Lord Vernon Coaker brachte zunächst seine Freude über das Treffen zum Ausdruck und übermittelte dem Staatsoberhaupt die Grüße des britischen Premierministers Keir Starmer.
Unter Hervorhebung der freundschaftlichen und vertrauensvollen Beziehungen zwischen Aserbaidschan und dem Vereinigten Königreich betonte Lord Vernon Coaker das Interesse des Vereinigten Königreichs für die Entwicklung der bilateralen Beziehungen auf der Ebene einer strategischen Partnerschaft.

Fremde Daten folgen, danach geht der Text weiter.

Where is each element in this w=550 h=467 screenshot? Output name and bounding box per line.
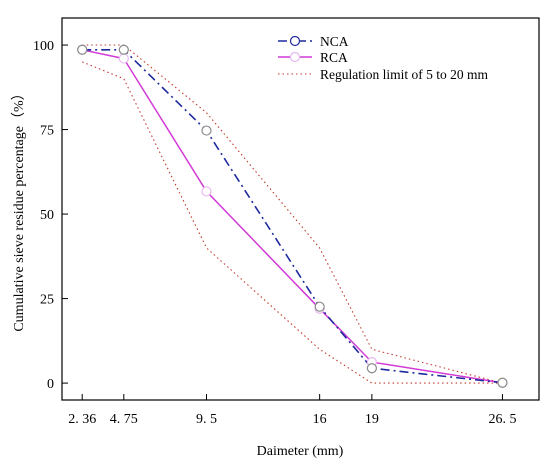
series-layer: [77, 44, 508, 388]
nca-point: [366, 363, 377, 374]
x-axis-ticks: 2. 36 4. 75 9. 5 16 19 26. 5: [68, 394, 516, 427]
nca-point: [497, 377, 508, 388]
nca-point: [118, 44, 129, 55]
x-tick-label: 26. 5: [488, 412, 516, 427]
y-tick-label: 100: [33, 39, 54, 54]
legend-label: RCA: [320, 50, 348, 65]
legend-label: Regulation limit of 5 to 20 mm: [320, 67, 488, 82]
nca-point: [77, 44, 88, 55]
legend-label: NCA: [320, 34, 349, 49]
plot-area-border: [61, 17, 540, 401]
x-tick-label: 9. 5: [196, 412, 217, 427]
plot-frame: [61, 17, 540, 401]
x-axis-title: Daimeter (mm): [257, 444, 344, 459]
regulation-upper-limit-line: [82, 44, 503, 384]
legend-item-nca: NCA: [278, 34, 349, 49]
x-tick-label: 16: [313, 412, 327, 427]
y-tick-label: 75: [40, 124, 54, 139]
rca-point: [118, 53, 129, 64]
rca-point: [201, 186, 212, 197]
y-tick-label: 25: [40, 293, 54, 308]
x-tick-label: 4. 75: [110, 412, 138, 427]
nca-point: [201, 125, 212, 136]
rca-series-line: [82, 49, 503, 384]
y-axis-title: Cumulative sieve residue percentage（%）: [11, 86, 27, 331]
x-tick-label: 19: [365, 412, 379, 427]
regulation-lower-limit-line: [81, 61, 503, 384]
y-axis-ticks: 0 25 50 75 100: [33, 39, 68, 392]
y-tick-label: 0: [47, 377, 54, 392]
y-tick-label: 50: [40, 208, 54, 223]
nca-point: [314, 301, 325, 312]
legend-marker: [289, 35, 301, 47]
legend-marker: [289, 51, 301, 63]
legend-item-regulation-limit: Regulation limit of 5 to 20 mm: [278, 67, 488, 82]
nca-series-line: [82, 48, 503, 384]
legend-item-rca: RCA: [278, 50, 348, 65]
x-tick-label: 2. 36: [68, 412, 96, 427]
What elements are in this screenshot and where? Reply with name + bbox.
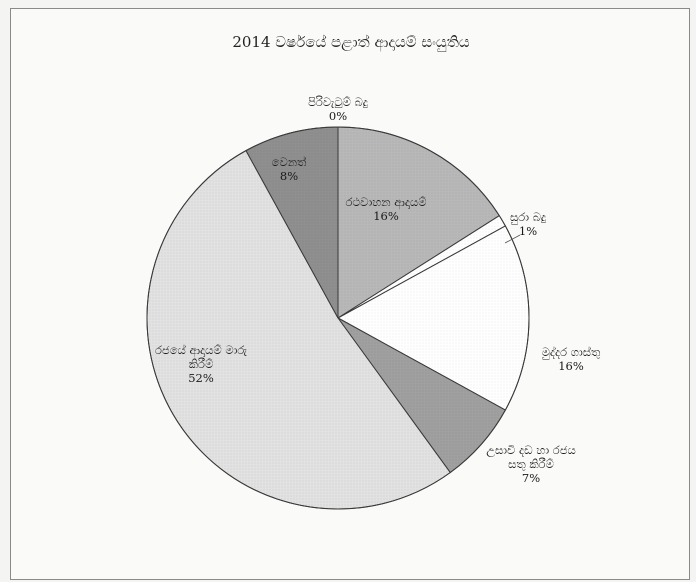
data-label-other-line-1: වෙනත්	[272, 155, 307, 169]
data-label-revenue-transfers-line-2: කිරීම්	[189, 357, 214, 371]
data-label-court-fines-line-1: උසාවි දඩ හා රජය	[486, 443, 576, 458]
leader-line-excise-tax	[504, 234, 521, 244]
pie-slice-texture-vehicle-revenue	[338, 127, 500, 318]
chart-title: 2014 වර්ෂයේ පළාත් ආදායම් සංයුතිය	[232, 33, 470, 51]
pie-slice-texture-stamp-duty	[338, 225, 529, 411]
data-label-vehicle-revenue-line-2: 16%	[373, 209, 399, 223]
data-label-excise-tax-line-2: 1%	[519, 224, 537, 238]
data-label-revenue-transfers-line-3: 52%	[188, 371, 214, 385]
data-label-revenue-transfers-line-1: රජයේ ආදායම් මාරු	[155, 343, 248, 358]
pie-outline	[146, 126, 530, 510]
data-label-court-fines-line-2: සතු කිරීම්	[508, 457, 555, 471]
data-label-court-fines-line-3: 7%	[522, 471, 540, 485]
data-label-other-line-2: 8%	[280, 169, 298, 183]
chart-frame: 2014 වර්ෂයේ පළාත් ආදායම් සංයුතිය පිරිවැට…	[10, 8, 690, 580]
pie-slice-texture-excise-tax	[338, 215, 506, 318]
data-label-stamp-duty-line-1: මුද්දර ගාස්තු	[541, 345, 601, 360]
data-label-excise-tax-line-1: සුරා බදු	[510, 210, 547, 225]
data-label-turnover-tax-line-1: පිරිවැටුම් බදු	[308, 95, 369, 109]
pie-slice-texture-other	[245, 127, 338, 318]
data-label-vehicle-revenue-line-1: රථවාහන ආදායම්	[345, 195, 427, 210]
data-label-turnover-tax-line-2: 0%	[329, 109, 347, 123]
pie-chart: පිරිවැටුම් බදු0%රථවාහන ආදායම්16% සුරා බදු…	[146, 95, 601, 510]
data-label-stamp-duty-line-2: 16%	[558, 359, 584, 373]
pie-slice-texture-revenue-transfers	[147, 150, 451, 509]
pie-slice-texture-court-fines	[338, 318, 506, 473]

Präsident Ilham Aliyev bedankte sich für die Grüße und bat darum, auch seine eigenen Grüße an den Premierminister zu übermitteln. Der aserbaidschanische Staatschef erinnerte an Keir Starmers Teilnahme an der COP29 und an ihr Treffen.
Der Staatschef stellte fest, dass die bilateralen Beziehungen eine reiche Geschichte haben, und unterstrich, dass die Zusammenarbeit zwischen Aserbaidschan und dem Vereinigten Königreich im Energiesektor begann und sich anschließend auf viele weitere Bereiche ausweitete. Präsident Ilham Aliyev fügte hinzu, dass es zahlreiche Möglichkeiten für die weitere Stärkung der Zusammenarbeit in den Bereichen Handel, Investitionen und anderen Feldern gibt. In Bezug auf die Eröffnung eines neuen Kapitels in der Zusammenarbeit in der Verteidigungsindustrie bezeichnete der Präsident Aserbaidschans dies als Zeichen gegenseitigen Vertrauens.

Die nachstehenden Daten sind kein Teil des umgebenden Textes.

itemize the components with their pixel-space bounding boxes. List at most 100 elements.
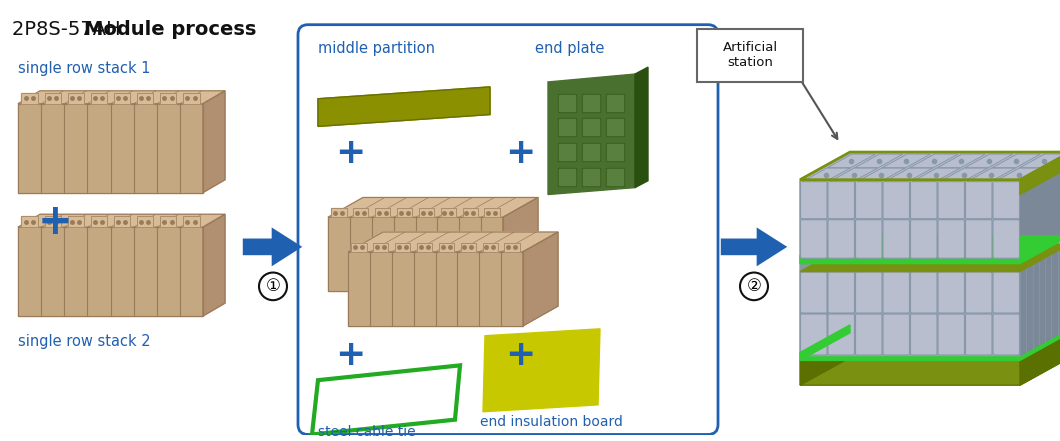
Text: end plate: end plate [535, 41, 604, 56]
Bar [582, 168, 600, 186]
Polygon shape [802, 168, 850, 182]
Polygon shape [332, 208, 347, 217]
Polygon shape [439, 243, 454, 252]
Bar [607, 95, 623, 111]
FancyBboxPatch shape [800, 180, 827, 219]
FancyBboxPatch shape [938, 220, 965, 258]
Text: 2P8S-57AH: 2P8S-57AH [12, 20, 127, 39]
Polygon shape [68, 217, 84, 227]
Polygon shape [21, 93, 38, 104]
Polygon shape [856, 168, 905, 182]
FancyArrowPatch shape [721, 228, 788, 266]
Polygon shape [462, 208, 478, 217]
Polygon shape [204, 91, 225, 193]
Polygon shape [419, 208, 435, 217]
Polygon shape [45, 93, 60, 104]
Polygon shape [91, 217, 107, 227]
Polygon shape [1020, 333, 1060, 385]
Polygon shape [800, 180, 1020, 259]
Bar [583, 120, 599, 135]
FancyBboxPatch shape [855, 314, 882, 355]
Bar [558, 143, 576, 161]
Polygon shape [830, 168, 878, 182]
Polygon shape [965, 154, 1013, 168]
FancyBboxPatch shape [966, 180, 992, 219]
Polygon shape [800, 333, 850, 385]
FancyBboxPatch shape [800, 314, 827, 355]
Text: end insulation board: end insulation board [480, 415, 623, 429]
FancyBboxPatch shape [911, 314, 937, 355]
FancyBboxPatch shape [911, 220, 937, 258]
Bar [582, 143, 600, 161]
FancyBboxPatch shape [993, 272, 1020, 313]
FancyBboxPatch shape [966, 220, 992, 258]
Bar [558, 168, 576, 186]
Polygon shape [348, 252, 523, 326]
Polygon shape [939, 168, 988, 182]
FancyBboxPatch shape [993, 180, 1020, 219]
Polygon shape [18, 227, 204, 316]
Polygon shape [351, 243, 367, 252]
Polygon shape [18, 91, 225, 104]
Polygon shape [523, 232, 558, 326]
Bar [607, 120, 623, 135]
FancyBboxPatch shape [298, 25, 718, 434]
Polygon shape [992, 154, 1041, 168]
Polygon shape [18, 104, 204, 193]
FancyBboxPatch shape [883, 180, 909, 219]
Polygon shape [504, 198, 538, 292]
Polygon shape [800, 272, 1020, 355]
Text: Artificial
station: Artificial station [723, 41, 778, 69]
Polygon shape [800, 152, 850, 360]
Polygon shape [373, 243, 388, 252]
Text: +: + [335, 339, 366, 373]
Polygon shape [461, 243, 476, 252]
Polygon shape [884, 168, 933, 182]
FancyArrowPatch shape [243, 228, 302, 266]
Polygon shape [482, 243, 498, 252]
Polygon shape [800, 236, 1060, 264]
FancyBboxPatch shape [938, 314, 965, 355]
Polygon shape [800, 244, 1060, 272]
Polygon shape [21, 217, 38, 227]
Polygon shape [854, 154, 903, 168]
FancyBboxPatch shape [966, 272, 992, 313]
Polygon shape [1020, 152, 1060, 259]
Polygon shape [505, 243, 519, 252]
FancyBboxPatch shape [697, 29, 803, 82]
Bar [559, 120, 575, 135]
Polygon shape [183, 93, 199, 104]
Polygon shape [137, 93, 154, 104]
Text: +: + [335, 136, 366, 170]
Text: ①: ① [266, 277, 281, 295]
Polygon shape [45, 217, 60, 227]
Text: single row stack 2: single row stack 2 [18, 334, 151, 349]
Polygon shape [800, 358, 1060, 385]
Polygon shape [1020, 152, 1060, 194]
FancyBboxPatch shape [828, 314, 854, 355]
FancyBboxPatch shape [938, 180, 965, 219]
FancyBboxPatch shape [828, 272, 854, 313]
Bar [606, 168, 624, 186]
Polygon shape [328, 217, 504, 292]
Polygon shape [483, 329, 600, 412]
Polygon shape [909, 154, 958, 168]
Bar [582, 119, 600, 136]
Text: steel cable tie: steel cable tie [318, 425, 416, 439]
Bar [606, 94, 624, 112]
FancyBboxPatch shape [993, 314, 1020, 355]
Polygon shape [68, 93, 84, 104]
FancyBboxPatch shape [883, 220, 909, 258]
Polygon shape [1020, 154, 1060, 168]
FancyBboxPatch shape [911, 272, 937, 313]
Bar [607, 169, 623, 185]
FancyBboxPatch shape [966, 314, 992, 355]
Bar [559, 95, 575, 111]
Polygon shape [318, 87, 490, 127]
Polygon shape [635, 67, 648, 187]
Polygon shape [183, 217, 199, 227]
Polygon shape [1020, 244, 1060, 355]
Bar [558, 119, 576, 136]
Polygon shape [912, 168, 960, 182]
Text: ②: ② [746, 277, 761, 295]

Lord Vernon Coaker gratulierte Präsident Ilham Aliyev zu den im August dieses Jahres in Washington erzielten Ergebnissen hinsichtlich der Normalisierung der Beziehungen zwischen Aserbaidschan und Armenien und der Förderung der Friedensagenda.

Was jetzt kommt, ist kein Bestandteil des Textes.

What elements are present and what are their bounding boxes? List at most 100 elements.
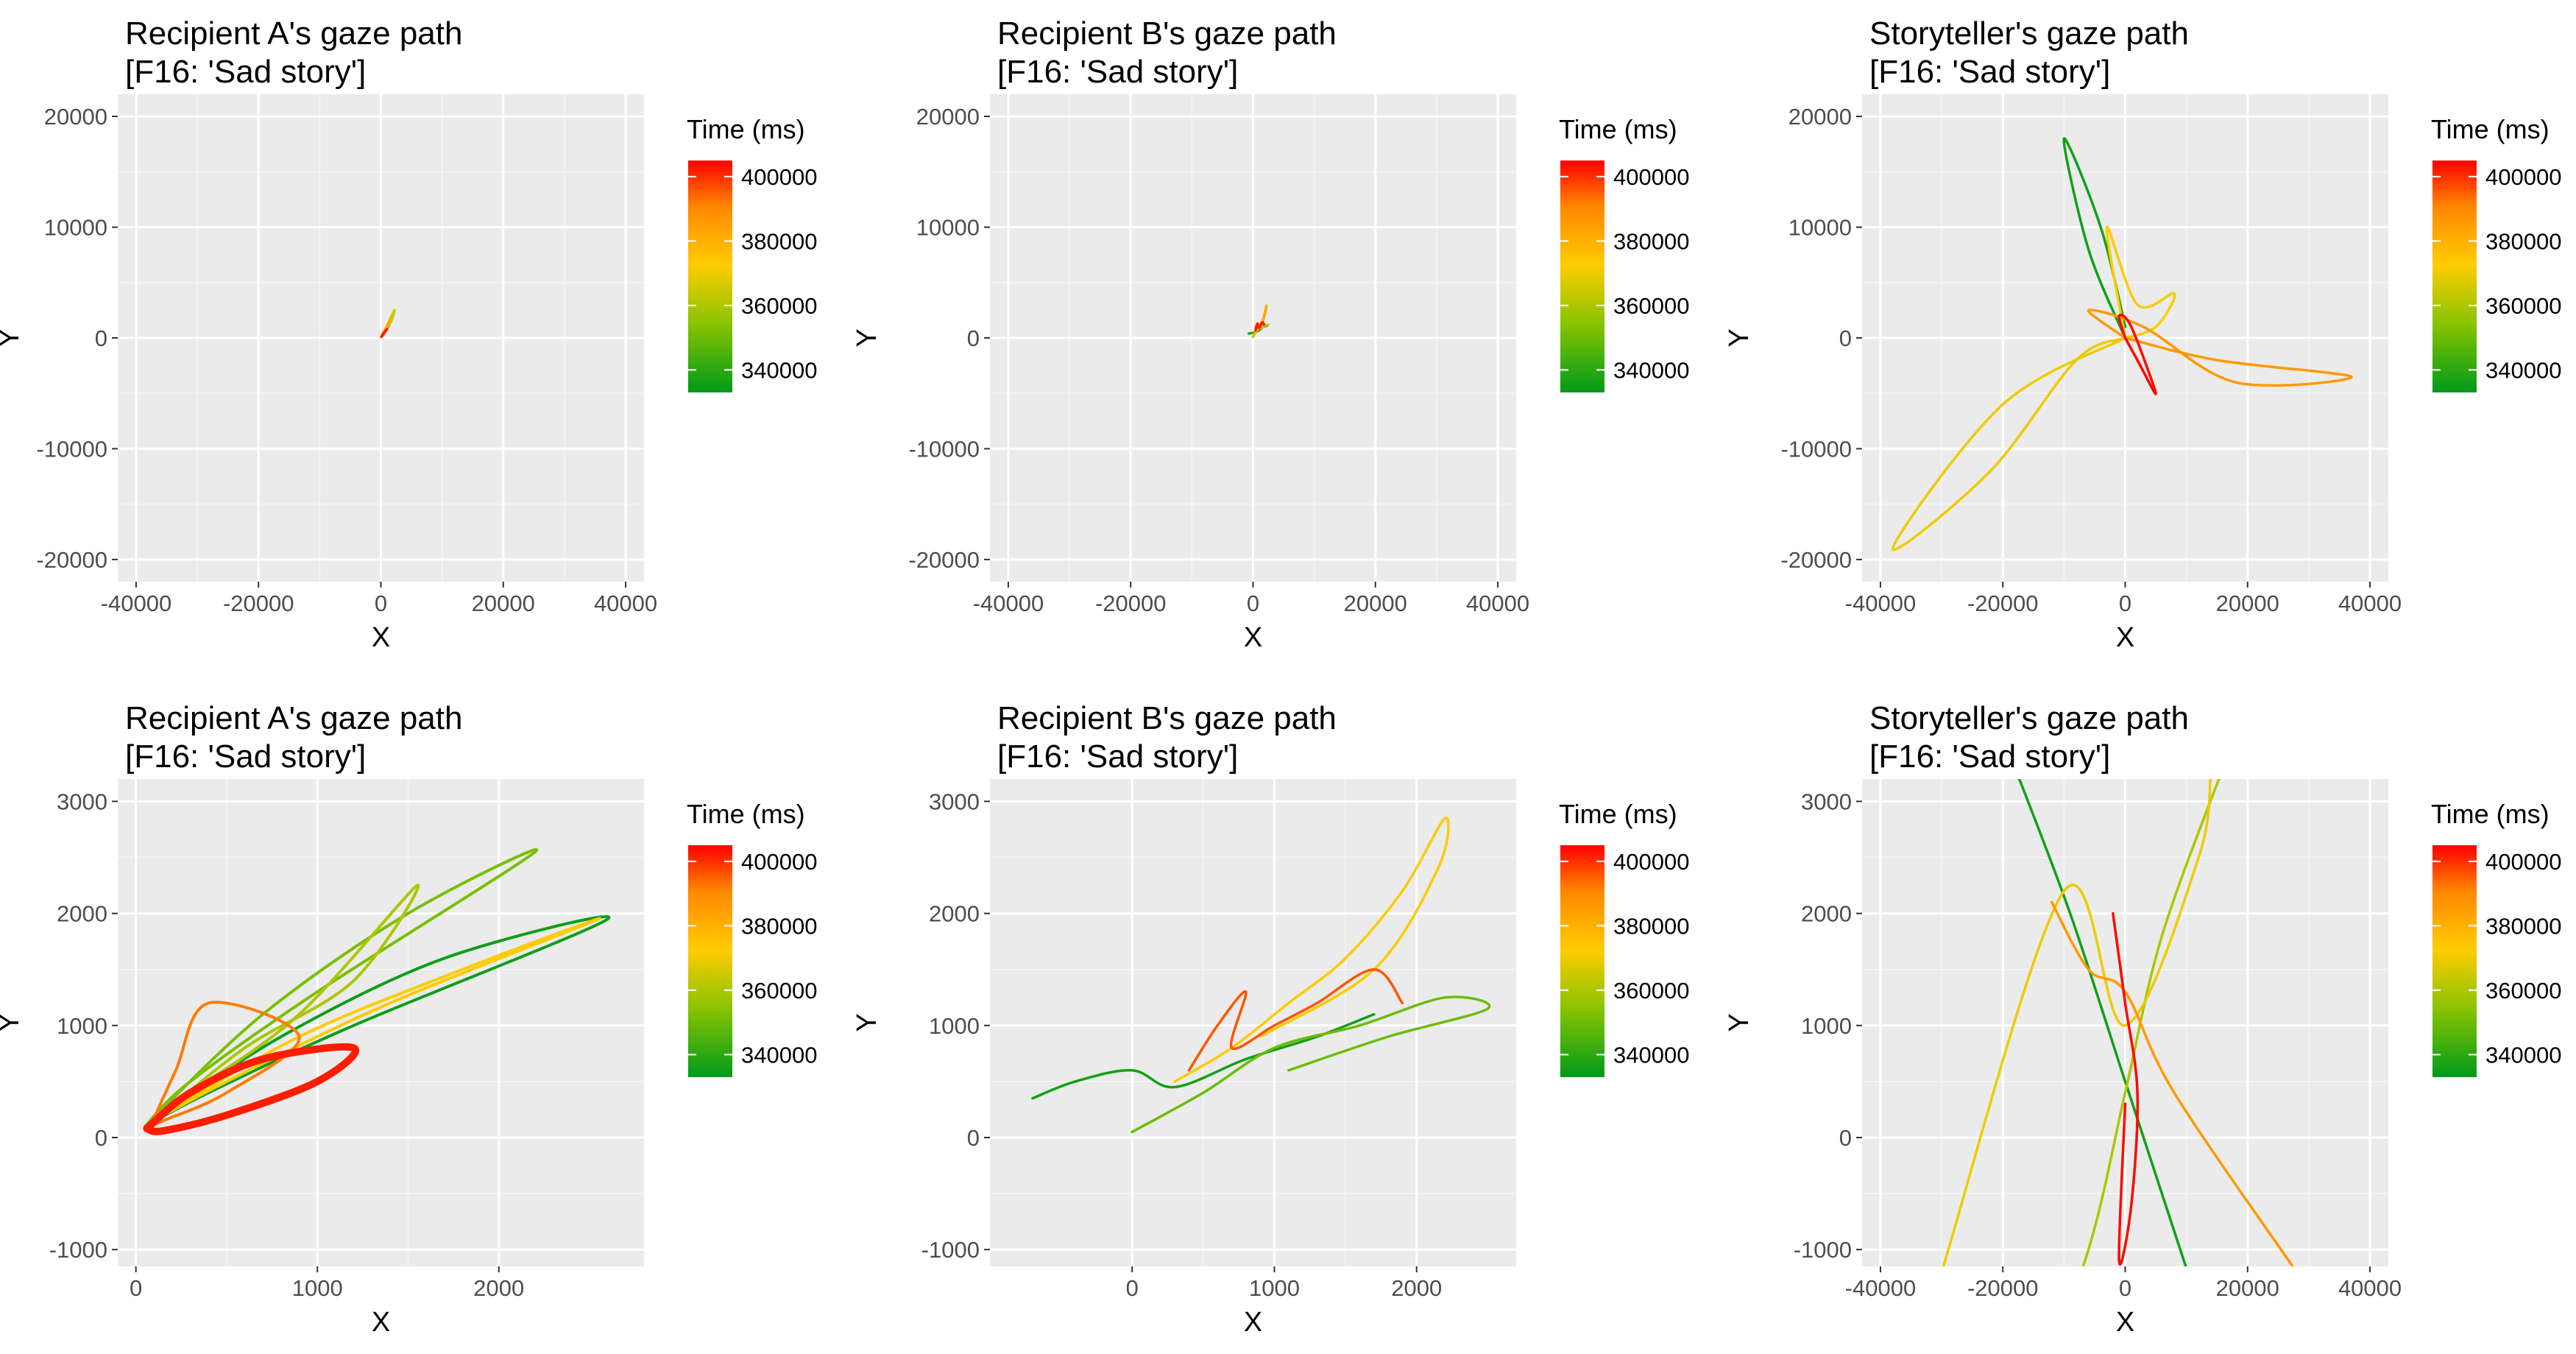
y-tick-label: -20000	[1780, 547, 1852, 573]
y-tick-label: 20000	[1788, 104, 1852, 130]
legend-colorbar	[688, 161, 732, 392]
legend-colorbar	[1560, 845, 1604, 1077]
legend-tick-label: 340000	[1613, 357, 1689, 383]
x-axis-label: X	[2116, 1307, 2134, 1338]
x-tick-label: 2000	[1391, 1275, 1442, 1301]
x-tick-label: 2000	[473, 1275, 524, 1301]
series-group	[143, 847, 611, 1135]
panel-title-b-zoom-1: [F16: 'Sad story']	[997, 738, 1238, 775]
legend-colorbar	[1560, 161, 1604, 392]
x-tick-label: 20000	[2216, 1275, 2279, 1301]
x-axis-label: X	[372, 622, 390, 653]
y-tick-label: 0	[95, 1125, 107, 1151]
y-axis-label: Y	[1724, 328, 1755, 347]
x-axis-label: X	[372, 1307, 390, 1338]
x-tick-label: -40000	[973, 590, 1044, 616]
panel-title-b-full-0: Recipient B's gaze path	[997, 15, 1337, 52]
panel-title-a-full-0: Recipient A's gaze path	[125, 15, 462, 52]
gaze-path-line-3	[2087, 308, 2353, 387]
y-tick-label: 3000	[1801, 789, 1852, 814]
x-tick-label: -20000	[1967, 1275, 2039, 1301]
panel-title-b-zoom-0: Recipient B's gaze path	[997, 700, 1337, 736]
y-tick-label: -1000	[1794, 1237, 1852, 1263]
x-tick-label: 0	[2119, 590, 2131, 616]
legend-tick-label: 400000	[1613, 849, 1689, 875]
x-tick-label: 0	[375, 590, 387, 616]
y-tick-label: -10000	[908, 436, 980, 462]
legend-tick-label: 380000	[1613, 913, 1689, 939]
gaze-path-line-2	[1942, 779, 2212, 1266]
y-tick-label: 1000	[57, 1013, 107, 1039]
x-axis-label: X	[2116, 622, 2134, 653]
legend-title: Time (ms)	[2431, 799, 2550, 829]
panel-s-full: Storyteller's gaze path[F16: 'Sad story'…	[1724, 15, 2561, 653]
legend-tick-label: 400000	[2485, 849, 2561, 875]
panel-a-full: Recipient A's gaze path[F16: 'Sad story'…	[0, 15, 817, 653]
y-tick-label: 10000	[916, 215, 980, 241]
panel-title-s-full-1: [F16: 'Sad story']	[1869, 54, 2110, 90]
legend-tick-label: 380000	[741, 228, 817, 254]
y-tick-label: 10000	[1788, 215, 1852, 241]
y-tick-label: 2000	[929, 901, 980, 927]
panel-s-zoom: Storyteller's gaze path[F16: 'Sad story'…	[1724, 700, 2561, 1338]
panel-title-b-full-1: [F16: 'Sad story']	[997, 54, 1238, 90]
x-tick-label: 0	[1126, 1275, 1139, 1301]
y-tick-label: -20000	[36, 547, 107, 573]
plot-background	[118, 779, 644, 1266]
y-tick-label: -1000	[921, 1237, 980, 1263]
x-tick-label: -40000	[1845, 1275, 1917, 1301]
panel-title-a-zoom-0: Recipient A's gaze path	[125, 700, 462, 736]
legend-tick-label: 380000	[2485, 228, 2561, 254]
series-group	[1891, 137, 2353, 551]
y-tick-label: -10000	[1780, 436, 1852, 462]
y-tick-label: -20000	[908, 547, 980, 573]
x-tick-label: -20000	[1967, 590, 2039, 616]
gaze-path-line-5	[143, 1043, 359, 1135]
panel-title-s-zoom-1: [F16: 'Sad story']	[1869, 738, 2110, 775]
gaze-path-line-3	[380, 328, 389, 339]
x-tick-label: -20000	[1095, 590, 1167, 616]
legend-tick-label: 360000	[2485, 978, 2561, 1004]
x-tick-label: -40000	[1845, 590, 1917, 616]
panel-b-full: Recipient B's gaze path[F16: 'Sad story'…	[852, 15, 1689, 653]
y-tick-label: 0	[95, 325, 107, 351]
y-tick-label: 0	[967, 325, 980, 351]
y-tick-label: 10000	[44, 215, 107, 241]
y-tick-label: 0	[967, 1125, 980, 1151]
gaze-path-line-3	[1187, 967, 1404, 1072]
panel-title-s-zoom-0: Storyteller's gaze path	[1869, 700, 2189, 736]
y-tick-label: 1000	[929, 1013, 980, 1039]
x-tick-label: -40000	[101, 590, 172, 616]
legend-title: Time (ms)	[1559, 114, 1677, 144]
gaze-path-line-1	[2081, 779, 2221, 1266]
x-axis-label: X	[1244, 622, 1262, 653]
gaze-path-line-3	[2050, 900, 2295, 1266]
plot-background	[990, 779, 1516, 1266]
y-tick-label: -10000	[36, 436, 107, 462]
legend-tick-label: 340000	[741, 1042, 817, 1068]
gaze-path-line-0	[144, 915, 611, 1128]
x-tick-label: 40000	[2338, 590, 2402, 616]
legend-tick-label: 360000	[741, 978, 817, 1004]
gaze-path-line-4	[2112, 912, 2140, 1266]
series-group	[1942, 779, 2295, 1266]
series-group	[1247, 304, 1270, 339]
legend-tick-label: 340000	[1613, 1042, 1689, 1068]
legend-tick-label: 360000	[1613, 978, 1689, 1004]
x-tick-label: 20000	[1344, 590, 1407, 616]
legend-tick-label: 360000	[1613, 293, 1689, 319]
panel-b-zoom: Recipient B's gaze path[F16: 'Sad story'…	[852, 700, 1689, 1338]
gaze-path-line-0	[2017, 779, 2187, 1266]
legend-tick-label: 380000	[741, 913, 817, 939]
y-tick-label: 20000	[44, 104, 107, 130]
x-tick-label: 1000	[292, 1275, 343, 1301]
x-tick-label: -20000	[223, 590, 294, 616]
gaze-path-line-4	[149, 1001, 301, 1128]
legend-tick-label: 400000	[741, 849, 817, 875]
y-axis-label: Y	[852, 328, 882, 347]
legend-tick-label: 340000	[741, 357, 817, 383]
legend-tick-label: 340000	[2485, 357, 2561, 383]
y-axis-label: Y	[1724, 1013, 1755, 1032]
gaze-path-line-4	[2117, 313, 2157, 395]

Präsident Ilham Aliyev dankte für die Glückwünsche und hob die historische Bedeutung dieser Entwicklungen sowie die besondere Rolle des US-Präsidenten Donald Trump in diesem Prozess hervor. Der Staatschef betonte, dass es Aserbaidschan gewesen sei, das die Friedensagenda initiiert habe, und unterstrich, dass das Land seine Bemühungen zu deren Förderung fortsetzen werde.
Im Gespräch tauschten die Seiten Meinungen zu Fragen von beiderseitigem Interesse aus.